After Anthony earned his Associate of Arts in Liberal Arts degree at LMC, he moved on to San Francisco State University (SF State). He chose SF State because it was close and had a very good film program. He went on to complete his Bachelor of Arts in Cinema while there. He continued making short films – and started writing for Fangoria Magazine, covering the film sets of horror films. Always resourceful, he learned how horror movies were made, and could go back and apply the observed techniques in his short films back in the Bay Area.
God Talk - Behind the Screen: Anthony C. Ferrante talks about the making of God Talk in Association with Midnight Productions and Jo Perry Presents ( click here to view part 2)
A few years later, Anthony made another mark at LMC: directing the film, “God Talk”. The initially small project turned quite large once the camera started rolling.
“I believe that LMC wanted to show students how to make a movie. I was working in LA at the time in film, and English professor Jo Folino contacted me about making such a movie. There was a minimal budget, thus most things were done on a shoestring.”
Professor McGrath explained her thoughts about the film, “I not only saw "God Talk," I saw it being made, which was quite fun. But I'm really not objective about it because my son was one of the key actors, and I also had a bit part so obviously I thought it was great. But it did win a Telly award, so there are others who thought it was an entertaining film as well. And, of course, it was a product of LMC.”
“The neat thing about Anthony,” McGrath elaborated, “is that he has tried to involve his friends and acquaintances, and other LMC students and staff in his film work. English and Drama instructor Jo Folino was one of the producers of 'God Talk.' LMC student Richard Watkins, also an Experience veteran, wrote the script. A few LMC alumni who worked on 'God Talk' were also involved with his film 'Boo'.”
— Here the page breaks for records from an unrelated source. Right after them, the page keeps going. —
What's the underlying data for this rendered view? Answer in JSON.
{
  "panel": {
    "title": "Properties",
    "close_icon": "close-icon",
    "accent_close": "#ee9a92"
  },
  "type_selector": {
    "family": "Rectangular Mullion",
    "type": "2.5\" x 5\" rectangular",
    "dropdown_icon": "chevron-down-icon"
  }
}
Anthony explained, “ 'God Talk' became a massive project. It started out as a 30-minute short film and grew much larger. I ended up putting some of my own money in to finish it. I'd come up, we'd shoot a bit, maybe half of it, and I edited it in LA. A friend of mine, Alan Howarth (composed music with John Carpenter) helped him learn how to deal with sound design in his studio. He showed me all that the sound, all that was required. It took me two months working in his studio to complete it. I got my favorite directors to do voice cameos including John Carpenter, Joe Dante, John Landes, while Bruce Campbell (who did the Evil Dead movies) did narration. Then they found a friend in Texas to 'online' the movie, a process used to transfer the film, allowing editing into final form. The film ended up opening at the local Brenden Theatre. LMC was very supportive of this effort. I think the comedy turned out really well.”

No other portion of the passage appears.